The tension between them is never completely going to dissipate because their goals and attitudes are so different. But that's probably going to keep feeding their mutual fascination rather than destroying it. Part of me hopes that they sort their feelings out before they become explosive, while another part of me thinks that an explosion would be better than trying to play it boring and safe. I am resisting the temptation to compare Hunt and Valentine to Janeway and Chakotay from the ancient days of Voyager because of how badly that relationship ended up -- not just the romantic potential, but the potential fireworks about command styles, the seeds of political dissent, the professional disagreements we should have seen far more often. Whether or not either one will admit it, Dylan and Beka met as equals and for the most part have managed to remain so. It's really sexy to watch a couple like that, particularly when they also have potent personal chemistry.

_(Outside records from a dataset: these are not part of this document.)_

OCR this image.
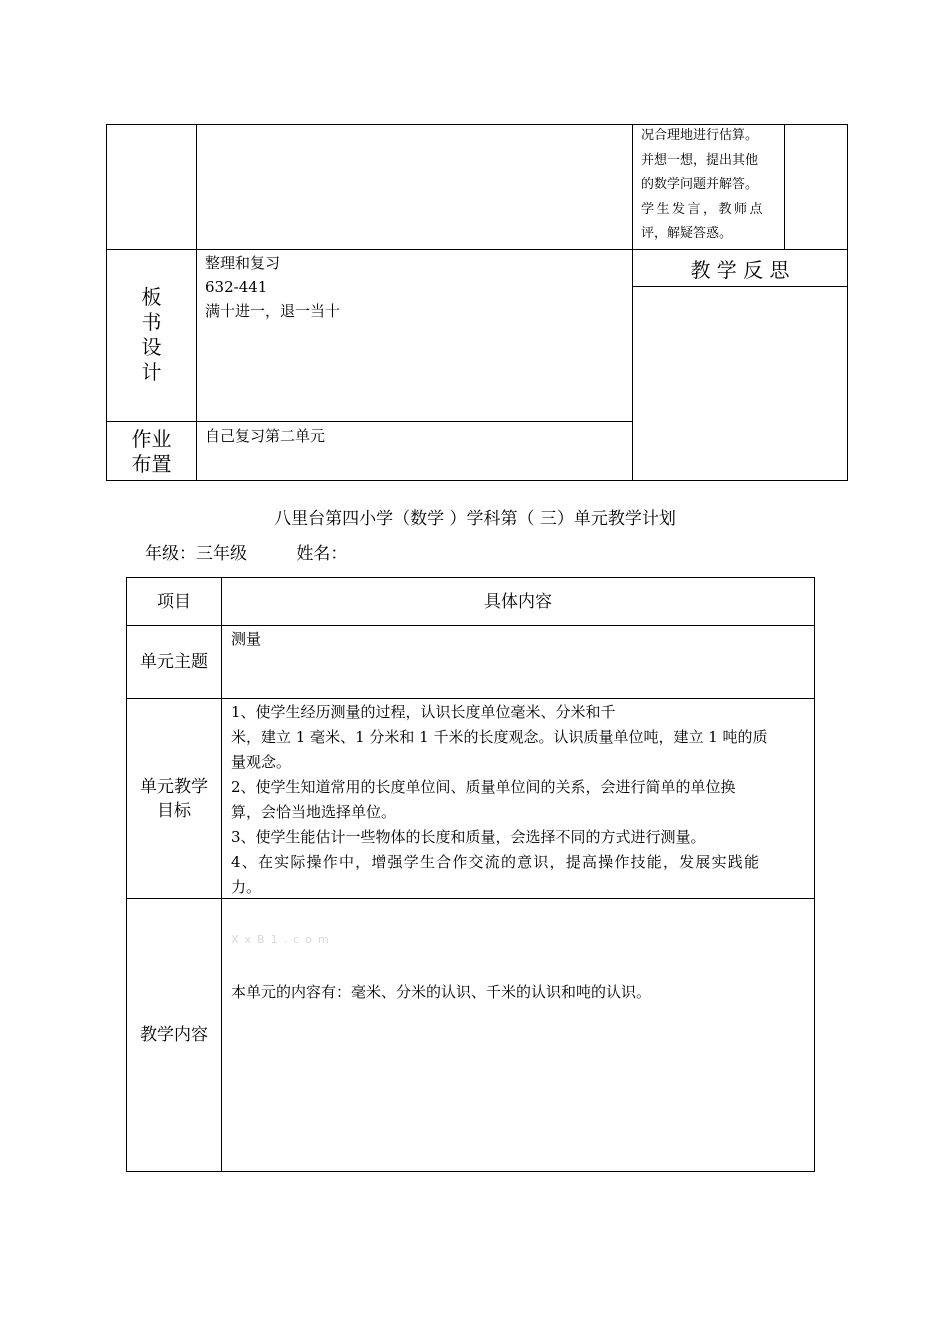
况合理地进行估算。
并想一想，提出其他
的数学问题并解答。
学生发言，教师点
评，解疑答惑。
板
书
设
计
整理和复习
632-441
满十进一，退一当十
教 学 反 思
作业
布置
自己复习第二单元
八里台第四小学（数学 ）学科第（ 三）单元教学计划
年级：三年级	姓名：
项目	具体内容
单元主题
测量
单元教学
目标
1、使学生经历测量的过程，认识长度单位毫米、分米和千
米，建立 1 毫米、1 分米和 1 千米的长度观念。认识质量单位吨，建立 1 吨的质
量观念。
2、使学生知道常用的长度单位间、质量单位间的关系，会进行简单的单位换
算，会恰当地选择单位。
3、使学生能估计一些物体的长度和质量，会选择不同的方式进行测量。
4、在实际操作中，增强学生合作交流的意识，提高操作技能，发展实践能
力。
教学内容
XxB1.com
本单元的内容有：毫米、分米的认识、千米的认识和吨的认识。
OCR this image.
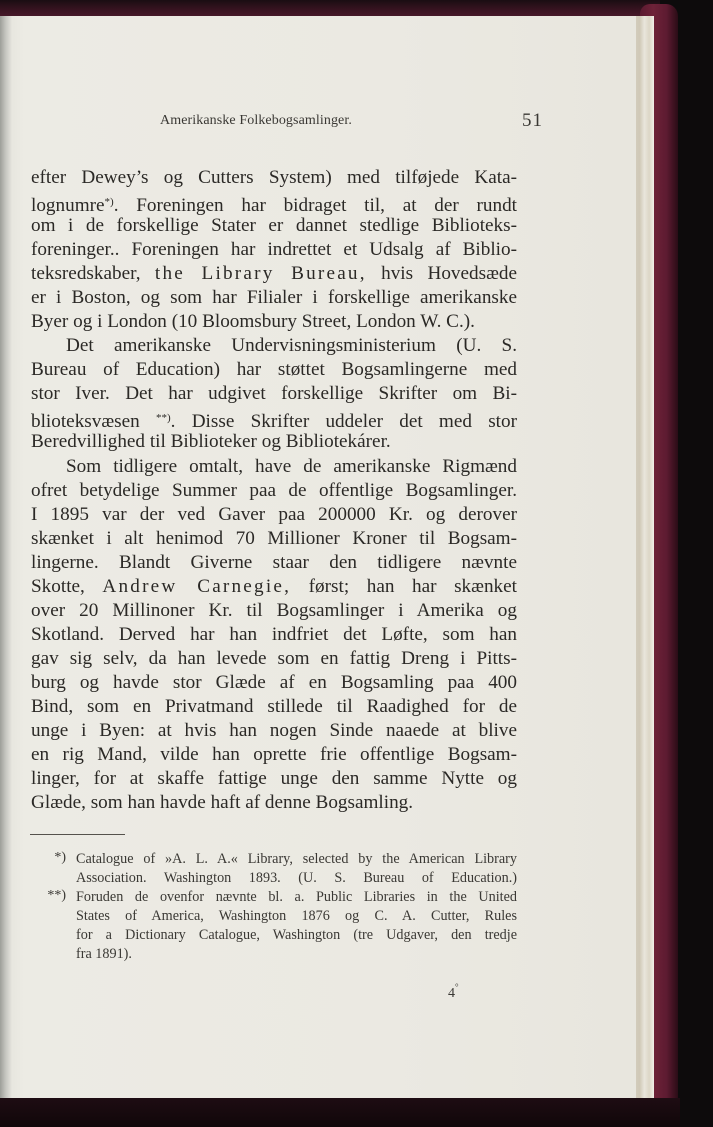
Amerikanske Folkebogsamlinger.	51
efter Dewey’s og Cutters System) med tilføjede Kata-
lognumre*). Foreningen har bidraget til, at der rundt
om i de forskellige Stater er dannet stedlige Biblioteks-
foreninger.. Foreningen har indrettet et Udsalg af Biblio-
teksredskaber, the Library Bureau, hvis Hovedsæde
er i Boston, og som har Filialer i forskellige amerikanske
Byer og i London (10 Bloomsbury Street, London W. C.).
Det amerikanske Undervisningsministerium (U. S.
Bureau of Education) har støttet Bogsamlingerne med
stor Iver. Det har udgivet forskellige Skrifter om Bi-
blioteksvæsen **). Disse Skrifter uddeler det med stor
Beredvillighed til Biblioteker og Bibliotekárer.
Som tidligere omtalt, have de amerikanske Rigmænd
ofret betydelige Summer paa de offentlige Bogsamlinger.
I 1895 var der ved Gaver paa 200000 Kr. og derover
skænket i alt henimod 70 Millioner Kroner til Bogsam-
lingerne. Blandt Giverne staar den tidligere nævnte
Skotte, Andrew Carnegie, først; han har skænket
over 20 Millinoner Kr. til Bogsamlinger i Amerika og
Skotland. Derved har han indfriet det Løfte, som han
gav sig selv, da han levede som en fattig Dreng i Pitts-
burg og havde stor Glæde af en Bogsamling paa 400
Bind, som en Privatmand stillede til Raadighed for de
unge i Byen: at hvis han nogen Sinde naaede at blive
en rig Mand, vilde han oprette frie offentlige Bogsam-
linger, for at skaffe fattige unge den samme Nytte og
Glæde, som han havde haft af denne Bogsamling.
*) Catalogue of »A. L. A.« Library, selected by the American Library
Association. Washington 1893. (U. S. Bureau of Education.)
**) Foruden de ovenfor nævnte bl. a. Public Libraries in the United
States of America, Washington 1876 og C. A. Cutter, Rules
for a Dictionary Catalogue, Washington (tre Udgaver, den tredje
fra 1891).
4°
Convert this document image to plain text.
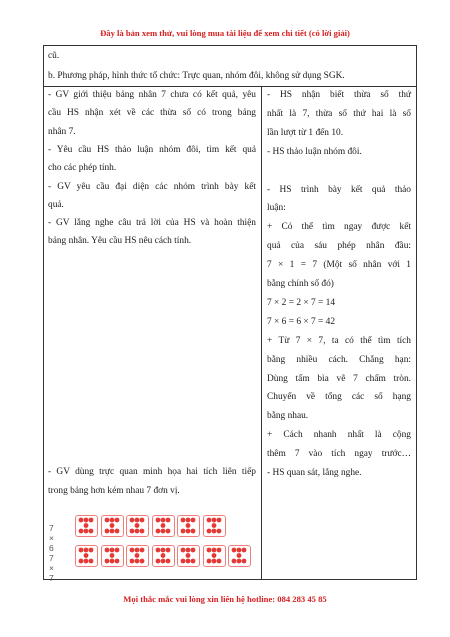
Đây là bản xem thử, vui lòng mua tài liệu để xem chi tiết (có lời giải)
cũ.
b. Phương pháp, hình thức tổ chức: Trực quan, nhóm đôi, không sử dụng SGK.
- GV giới thiệu bảng nhân 7 chưa có kết quả, yêu
cầu HS nhận xét về các thừa số có trong bảng
nhân 7.
- Yêu cầu HS thảo luận nhóm đôi, tìm kết quả
cho các phép tính.
- GV yêu cầu đại diện các nhóm trình bày kết
quả.
- GV lắng nghe câu trả lời của HS và hoàn thiện
bảng nhân. Yêu cầu HS nêu cách tính.
- GV dùng trực quan minh họa hai tích liên tiếp
trong bảng hơn kém nhau 7 đơn vị.
- HS nhận biết thừa số thứ
nhất là 7, thừa số thứ hai là số
lần lượt từ 1 đến 10.
- HS thảo luận nhóm đôi.
- HS trình bày kết quả thảo
luận:
+ Có thể tìm ngay được kết
quả của sáu phép nhân đầu:
7 × 1 = 7 (Một số nhân với 1
bằng chính số đó)
7 × 2 = 2 × 7 = 14
7 × 6 = 6 × 7 = 42
+ Từ 7 × 7, ta có thể tìm tích
bằng nhiều cách. Chẳng hạn:
Dùng tấm bìa vẽ 7 chấm tròn.
Chuyển về tổng các số hạng
bằng nhau.
+ Cách nhanh nhất là cộng
thêm 7 vào tích ngay trước…
- HS quan sát, lắng nghe.
7 × 6
7 × 7
Mọi thắc mắc vui lòng xin liên hệ hotline: 084 283 45 85
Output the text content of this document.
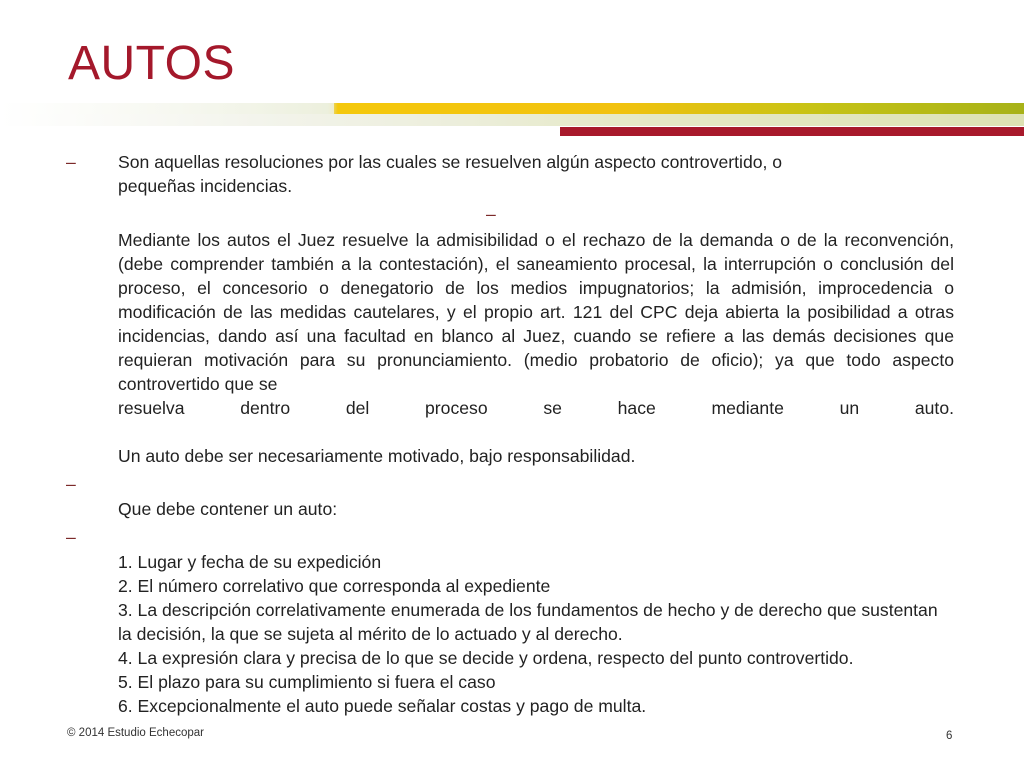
AUTOS
–	Son aquellas resoluciones por las cuales se resuelven algún aspecto controvertido, o
pequeñas incidencias.
–
Mediante los autos el Juez resuelve la admisibilidad o el rechazo de la demanda o de la reconvención, (debe comprender también a la contestación), el saneamiento procesal, la interrupción o conclusión del proceso, el concesorio o denegatorio de los medios impugnatorios; la admisión, improcedencia o modificación de las medidas cautelares, y el propio art. 121 del CPC deja abierta la posibilidad a otras incidencias, dando así una facultad en blanco al Juez, cuando se refiere a las demás decisiones que requieran motivación para su pronunciamiento. (medio probatorio de oficio); ya que todo aspecto controvertido que se
resuelva dentro del proceso se hace mediante un auto.
Un auto debe ser necesariamente motivado, bajo responsabilidad.
–
Que debe contener un auto:
–
1. Lugar y fecha de su expedición
2. El número correlativo que corresponda al expediente
3. La descripción correlativamente enumerada de los fundamentos de hecho y de derecho que sustentan la decisión, la que se sujeta al mérito de lo actuado y al derecho.
4. La expresión clara y precisa de lo que se decide y ordena, respecto del punto controvertido.
5. El plazo para su cumplimiento si fuera el caso
6. Excepcionalmente el auto puede señalar costas y pago de multa.
© 2014 Estudio Echecopar	6
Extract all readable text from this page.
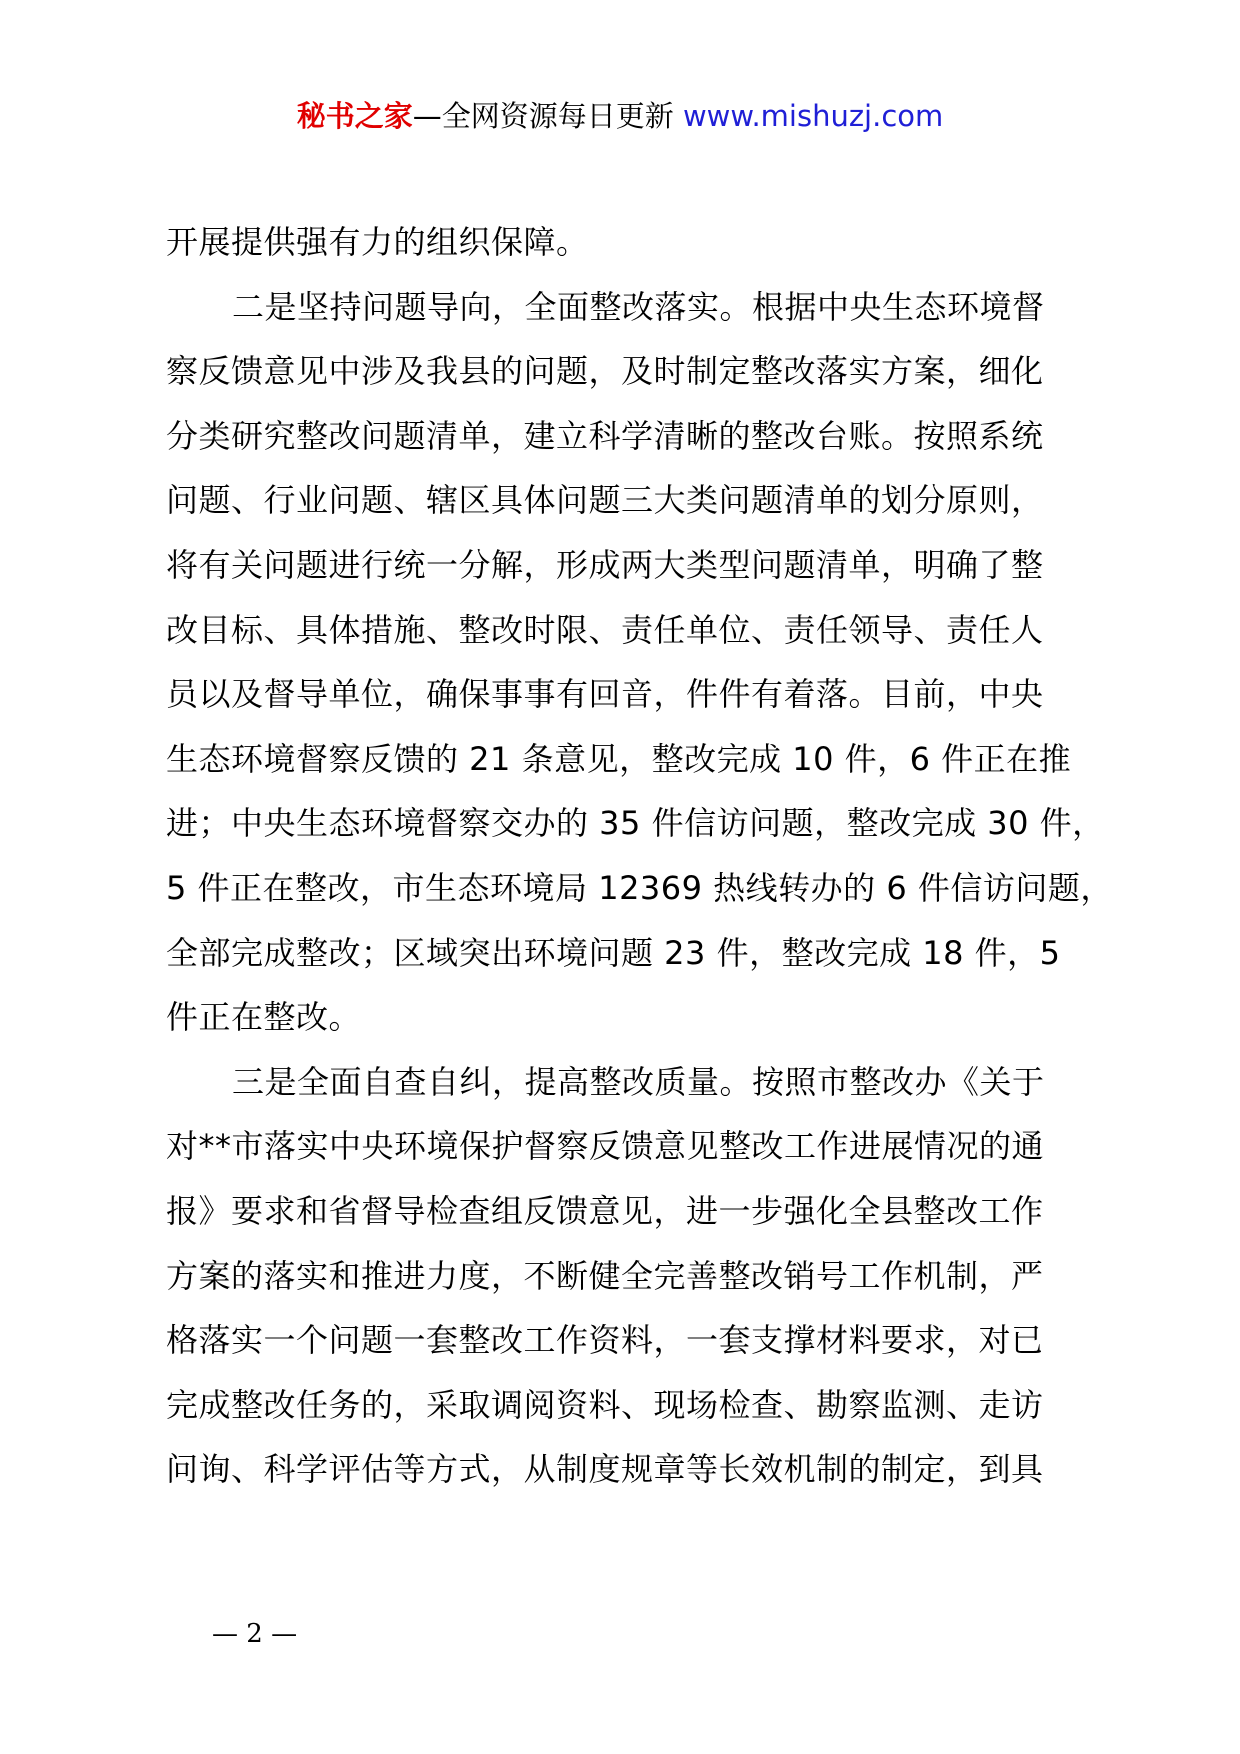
秘书之家—全网资源每日更新 www.mishuzj.com
开展提供强有力的组织保障。
二是坚持问题导向，全面整改落实。根据中央生态环境督
察反馈意见中涉及我县的问题，及时制定整改落实方案，细化
分类研究整改问题清单，建立科学清晰的整改台账。按照系统
问题、行业问题、辖区具体问题三大类问题清单的划分原则，
将有关问题进行统一分解，形成两大类型问题清单，明确了整
改目标、具体措施、整改时限、责任单位、责任领导、责任人
员以及督导单位，确保事事有回音，件件有着落。目前，中央
生态环境督察反馈的 21 条意见，整改完成 10 件，6 件正在推
进；中央生态环境督察交办的 35 件信访问题，整改完成 30 件，
5 件正在整改，市生态环境局 12369 热线转办的 6 件信访问题，
全部完成整改；区域突出环境问题 23 件，整改完成 18 件，5
件正在整改。
三是全面自查自纠，提高整改质量。按照市整改办《关于
对**市落实中央环境保护督察反馈意见整改工作进展情况的通
报》要求和省督导检查组反馈意见，进一步强化全县整改工作
方案的落实和推进力度，不断健全完善整改销号工作机制，严
格落实一个问题一套整改工作资料，一套支撑材料要求，对已
完成整改任务的，采取调阅资料、现场检查、勘察监测、走访
问询、科学评估等方式，从制度规章等长效机制的制定，到具
— 2 —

Rev Bem finally gives in to temptation and lets his dark side out -- oh, he manages not to eat or infest any of his crewmates as Bloodmist suggests, but he drops his Wayist symbols and follows his people to meet their demonic leader. We still don't know much about his background, how he came to the decision to become a Wayist and what Magog atrocities he witnessed that fed into that decision, so it's hard to predict how he will react when he meets the dark divinity of Bloodmist, who's certain to be a disappointment but that might not matter if Rev Bem has been secretly looking for an excuse to leave The Way and follow his most base instincts. How does a Commonwealth charter or a Prime Directive work around a species whose only means of reproduction entails slaughtering others? There's nothing like Magog in Star Trek's sanitized universe, and Andromeda's obviously failed utterly to deal with them the first time around. Perhaps only a Magog can change the Magog, but at the moment, Rev Bem doesn't appear to want the job.